Accompanied by Britain’s ambassador to the Holy See Nigel Baker, Their Royal Highnesses were met by the college’s rector Monsignor Nicholas Hudson, H.E. Cormac Cardinal Murphy-O’Connor, and the Most Revd Vincent Nichols, Archbishop of Westminster.
Following the celebration of Mass commemorating the Feast of the English Catholic Martyrs, Prince Richard the Duke of Gloucester read a message from HM Queen Elizabeth II, in which she highlighted the strong relationship between Britain and the Holy See. The Queen said the college has “always served as a generous and hospitable home away from home for generations of visitors to Rome, even in the most difficult times."
The day before, on 30 November, the Duke and Duchess attended the Pontifical Scots College on Via Cassia on the occasion of St Andrew’s Day, Scotland's national feast day and the patronal feast day of the college.

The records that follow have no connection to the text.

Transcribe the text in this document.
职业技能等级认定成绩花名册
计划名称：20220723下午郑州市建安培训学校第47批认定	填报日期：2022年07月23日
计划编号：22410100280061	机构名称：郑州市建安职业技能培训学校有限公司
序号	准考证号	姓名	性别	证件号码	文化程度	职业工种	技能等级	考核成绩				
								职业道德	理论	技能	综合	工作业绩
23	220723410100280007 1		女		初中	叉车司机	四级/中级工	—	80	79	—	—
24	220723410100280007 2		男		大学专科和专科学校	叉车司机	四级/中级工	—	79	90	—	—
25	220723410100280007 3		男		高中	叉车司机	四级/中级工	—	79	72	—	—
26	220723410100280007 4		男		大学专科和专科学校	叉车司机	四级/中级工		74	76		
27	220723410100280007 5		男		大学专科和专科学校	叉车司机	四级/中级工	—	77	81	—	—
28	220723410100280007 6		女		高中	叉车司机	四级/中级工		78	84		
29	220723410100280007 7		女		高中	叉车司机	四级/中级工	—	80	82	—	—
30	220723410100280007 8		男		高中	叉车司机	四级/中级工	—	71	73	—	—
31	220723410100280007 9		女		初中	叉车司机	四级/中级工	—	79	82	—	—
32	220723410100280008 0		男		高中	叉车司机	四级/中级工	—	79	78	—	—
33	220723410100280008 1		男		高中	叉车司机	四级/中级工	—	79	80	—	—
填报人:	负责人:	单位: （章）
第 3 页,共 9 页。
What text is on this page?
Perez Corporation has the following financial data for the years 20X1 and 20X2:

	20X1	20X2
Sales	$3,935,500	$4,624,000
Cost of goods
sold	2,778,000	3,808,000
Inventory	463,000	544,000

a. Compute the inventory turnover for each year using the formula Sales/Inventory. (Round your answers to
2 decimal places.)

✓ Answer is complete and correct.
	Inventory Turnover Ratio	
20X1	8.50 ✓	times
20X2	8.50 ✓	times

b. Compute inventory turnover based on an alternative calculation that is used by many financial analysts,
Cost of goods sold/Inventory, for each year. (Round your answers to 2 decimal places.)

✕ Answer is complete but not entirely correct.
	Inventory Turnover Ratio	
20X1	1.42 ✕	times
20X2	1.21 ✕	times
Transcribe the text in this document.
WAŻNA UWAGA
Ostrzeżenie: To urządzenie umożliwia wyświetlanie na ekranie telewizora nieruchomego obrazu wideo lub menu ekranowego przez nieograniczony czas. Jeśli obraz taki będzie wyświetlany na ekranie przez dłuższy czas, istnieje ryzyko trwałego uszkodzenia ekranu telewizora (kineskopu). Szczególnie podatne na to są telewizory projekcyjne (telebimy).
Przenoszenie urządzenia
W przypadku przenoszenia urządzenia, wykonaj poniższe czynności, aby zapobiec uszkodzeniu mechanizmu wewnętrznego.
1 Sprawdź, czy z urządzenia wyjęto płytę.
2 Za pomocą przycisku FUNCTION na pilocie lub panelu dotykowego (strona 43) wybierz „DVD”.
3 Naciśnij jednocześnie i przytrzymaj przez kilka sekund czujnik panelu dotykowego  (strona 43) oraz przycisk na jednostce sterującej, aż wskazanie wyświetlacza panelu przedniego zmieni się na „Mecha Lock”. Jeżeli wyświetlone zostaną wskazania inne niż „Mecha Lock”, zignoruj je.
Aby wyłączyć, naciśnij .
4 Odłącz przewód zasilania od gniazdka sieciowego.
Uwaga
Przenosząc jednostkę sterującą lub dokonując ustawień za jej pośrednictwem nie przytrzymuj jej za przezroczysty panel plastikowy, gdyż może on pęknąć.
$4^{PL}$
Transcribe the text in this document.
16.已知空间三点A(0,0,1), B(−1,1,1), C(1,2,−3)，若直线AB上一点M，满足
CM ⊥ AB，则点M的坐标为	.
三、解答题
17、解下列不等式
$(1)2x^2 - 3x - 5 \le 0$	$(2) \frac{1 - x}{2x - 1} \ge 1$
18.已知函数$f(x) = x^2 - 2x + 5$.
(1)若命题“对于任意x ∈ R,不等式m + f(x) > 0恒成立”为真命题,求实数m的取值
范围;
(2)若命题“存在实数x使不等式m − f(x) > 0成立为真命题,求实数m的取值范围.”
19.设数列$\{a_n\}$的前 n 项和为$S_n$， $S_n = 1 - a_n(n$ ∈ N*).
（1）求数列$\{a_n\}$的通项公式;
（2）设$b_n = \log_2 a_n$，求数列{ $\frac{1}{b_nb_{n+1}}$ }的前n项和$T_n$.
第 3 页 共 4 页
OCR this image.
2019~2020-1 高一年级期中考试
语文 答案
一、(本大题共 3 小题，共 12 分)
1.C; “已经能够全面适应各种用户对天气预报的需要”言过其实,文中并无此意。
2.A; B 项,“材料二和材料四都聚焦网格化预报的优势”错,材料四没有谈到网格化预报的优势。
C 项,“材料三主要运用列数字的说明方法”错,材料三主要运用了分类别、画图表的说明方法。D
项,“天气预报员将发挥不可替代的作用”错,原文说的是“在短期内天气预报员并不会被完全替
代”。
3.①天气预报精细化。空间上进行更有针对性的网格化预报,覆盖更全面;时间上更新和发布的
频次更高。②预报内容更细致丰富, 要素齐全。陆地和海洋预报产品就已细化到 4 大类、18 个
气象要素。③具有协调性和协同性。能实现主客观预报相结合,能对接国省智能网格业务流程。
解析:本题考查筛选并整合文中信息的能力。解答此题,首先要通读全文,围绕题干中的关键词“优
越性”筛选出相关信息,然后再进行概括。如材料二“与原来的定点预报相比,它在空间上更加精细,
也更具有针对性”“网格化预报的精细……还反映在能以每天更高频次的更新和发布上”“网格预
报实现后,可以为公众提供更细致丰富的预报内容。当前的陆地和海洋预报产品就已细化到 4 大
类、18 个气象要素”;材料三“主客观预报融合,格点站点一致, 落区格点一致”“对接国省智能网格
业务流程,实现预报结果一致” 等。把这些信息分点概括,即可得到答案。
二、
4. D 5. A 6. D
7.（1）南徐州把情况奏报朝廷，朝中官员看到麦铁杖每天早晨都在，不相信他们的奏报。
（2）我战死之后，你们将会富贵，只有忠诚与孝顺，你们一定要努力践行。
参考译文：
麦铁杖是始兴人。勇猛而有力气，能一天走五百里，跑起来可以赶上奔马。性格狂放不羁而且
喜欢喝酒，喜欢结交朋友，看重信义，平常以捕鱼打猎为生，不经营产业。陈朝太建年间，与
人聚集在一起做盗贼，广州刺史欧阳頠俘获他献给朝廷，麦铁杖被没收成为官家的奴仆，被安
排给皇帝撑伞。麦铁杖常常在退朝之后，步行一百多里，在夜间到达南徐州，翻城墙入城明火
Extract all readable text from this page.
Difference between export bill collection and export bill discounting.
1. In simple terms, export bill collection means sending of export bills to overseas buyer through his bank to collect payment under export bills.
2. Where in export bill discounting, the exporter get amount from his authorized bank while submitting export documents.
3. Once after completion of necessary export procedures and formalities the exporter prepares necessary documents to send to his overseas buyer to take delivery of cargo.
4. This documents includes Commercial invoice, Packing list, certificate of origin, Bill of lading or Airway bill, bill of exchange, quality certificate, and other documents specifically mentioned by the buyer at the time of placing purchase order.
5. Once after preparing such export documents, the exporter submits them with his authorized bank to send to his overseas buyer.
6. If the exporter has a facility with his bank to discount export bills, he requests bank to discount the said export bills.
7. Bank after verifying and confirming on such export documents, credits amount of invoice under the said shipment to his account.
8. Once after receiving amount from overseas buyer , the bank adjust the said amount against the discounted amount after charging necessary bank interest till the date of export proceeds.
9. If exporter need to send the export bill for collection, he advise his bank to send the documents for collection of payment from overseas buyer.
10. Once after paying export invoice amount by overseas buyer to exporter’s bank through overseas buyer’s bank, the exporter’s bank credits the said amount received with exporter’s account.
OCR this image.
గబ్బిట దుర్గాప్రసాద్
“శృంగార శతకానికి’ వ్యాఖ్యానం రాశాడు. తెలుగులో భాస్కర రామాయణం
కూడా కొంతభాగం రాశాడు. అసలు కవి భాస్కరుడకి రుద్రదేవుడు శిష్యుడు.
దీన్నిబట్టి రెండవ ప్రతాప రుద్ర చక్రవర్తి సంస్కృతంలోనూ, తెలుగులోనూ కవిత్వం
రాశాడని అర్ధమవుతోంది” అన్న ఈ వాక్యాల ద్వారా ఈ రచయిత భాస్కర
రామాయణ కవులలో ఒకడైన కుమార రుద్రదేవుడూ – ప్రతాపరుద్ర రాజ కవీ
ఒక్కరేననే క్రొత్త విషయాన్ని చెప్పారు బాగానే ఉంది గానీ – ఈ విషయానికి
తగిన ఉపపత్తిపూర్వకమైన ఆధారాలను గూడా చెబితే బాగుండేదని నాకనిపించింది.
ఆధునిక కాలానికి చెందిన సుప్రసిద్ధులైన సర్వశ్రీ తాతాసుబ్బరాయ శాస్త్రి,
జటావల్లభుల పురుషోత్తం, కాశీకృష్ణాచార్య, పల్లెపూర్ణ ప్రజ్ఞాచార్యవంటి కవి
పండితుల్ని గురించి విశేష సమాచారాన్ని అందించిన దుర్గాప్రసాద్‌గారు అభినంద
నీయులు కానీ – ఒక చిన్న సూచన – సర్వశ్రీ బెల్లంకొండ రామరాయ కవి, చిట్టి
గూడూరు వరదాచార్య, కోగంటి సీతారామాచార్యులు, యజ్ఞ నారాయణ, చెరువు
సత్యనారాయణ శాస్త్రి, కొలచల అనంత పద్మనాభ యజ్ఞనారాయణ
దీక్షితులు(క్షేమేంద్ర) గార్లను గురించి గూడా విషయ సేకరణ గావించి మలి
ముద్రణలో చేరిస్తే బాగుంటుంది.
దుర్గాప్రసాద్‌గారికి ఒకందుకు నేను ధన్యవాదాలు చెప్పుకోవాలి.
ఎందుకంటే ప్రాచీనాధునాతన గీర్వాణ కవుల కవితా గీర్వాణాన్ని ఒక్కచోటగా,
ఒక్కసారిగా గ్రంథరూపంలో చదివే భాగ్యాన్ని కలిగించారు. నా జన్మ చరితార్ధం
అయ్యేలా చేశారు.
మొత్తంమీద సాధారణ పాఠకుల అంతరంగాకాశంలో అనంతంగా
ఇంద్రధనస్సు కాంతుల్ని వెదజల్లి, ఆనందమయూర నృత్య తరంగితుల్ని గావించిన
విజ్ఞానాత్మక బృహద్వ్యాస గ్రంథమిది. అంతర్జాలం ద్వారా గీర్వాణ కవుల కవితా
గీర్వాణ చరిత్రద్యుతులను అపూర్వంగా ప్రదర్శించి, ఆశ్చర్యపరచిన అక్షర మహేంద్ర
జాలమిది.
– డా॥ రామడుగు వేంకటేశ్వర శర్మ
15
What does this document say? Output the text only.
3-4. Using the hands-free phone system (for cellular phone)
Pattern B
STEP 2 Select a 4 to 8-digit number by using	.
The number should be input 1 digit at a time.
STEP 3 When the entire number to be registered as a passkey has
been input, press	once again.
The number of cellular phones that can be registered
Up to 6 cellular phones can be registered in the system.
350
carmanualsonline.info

Describing the visit as a “privilege” the college’s rector Fr John Hughes told Wanted in Rome that the royal couple “joined in our celebrations at a reception in the afternoon, which had as its focus the re-dedication of our theatre and Lecture Room, with the unveiling of the coat of arms of Henry Benedict, Cardinal Duke of York, who was a great friend and benefactor of the college in life and not least, at his death.”
The Duke of Gloucester, who is a first cousin of the Queen, is 21st in the line of succession to the British throne.